Andrew Horton, the CEO of QBE, expressed satisfaction with the results, stating that the company is on track to meet its annual goals. He highlighted the balance achieved across various products and regions, which is contributing to their financial success.
The report also noted an improvement in the overall combined operating ratio, which decreased by 1% to 92.8%. This indicates better efficiency in managing claims and expenses. However, QBE’s Australia Pacific division, which includes Australia and New Zealand, saw a slight decline in gross written premiums, down 1% to $2.58 billion. Despite this, the division reported a significant improvement in its combined operating ratio, which fell from 95.6% to 86.8%, attributed to fewer catastrophe claims.
The company reported that its total natural catastrophe costs were $479 million, which was below their expected allowance. This was notable given the recent severe weather events, including record wildfires in California and numerous storms and floods in North America and Australia.
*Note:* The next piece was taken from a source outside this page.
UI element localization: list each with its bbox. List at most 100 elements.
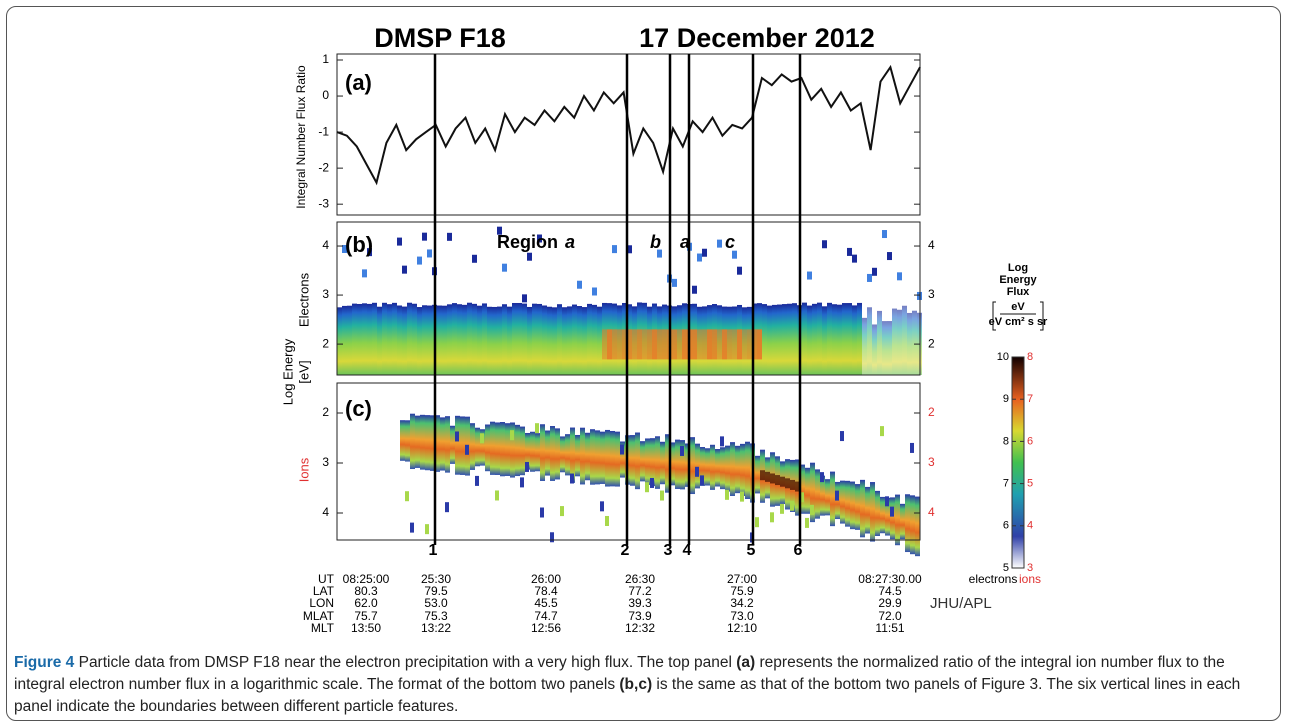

Horton acknowledged the impact of these extreme weather conditions on communities and reaffirmed QBE’s commitment to supporting affected customers.
In terms of investments, QBE generated $788 million in total investment income for the half-year, reflecting a return of 2.4%. The company also declared dividends of 31 cents per share.
Overall, QBE’s financial results demonstrate its resilience and ability to adapt in a challenging environment, positioning the company well for future growth.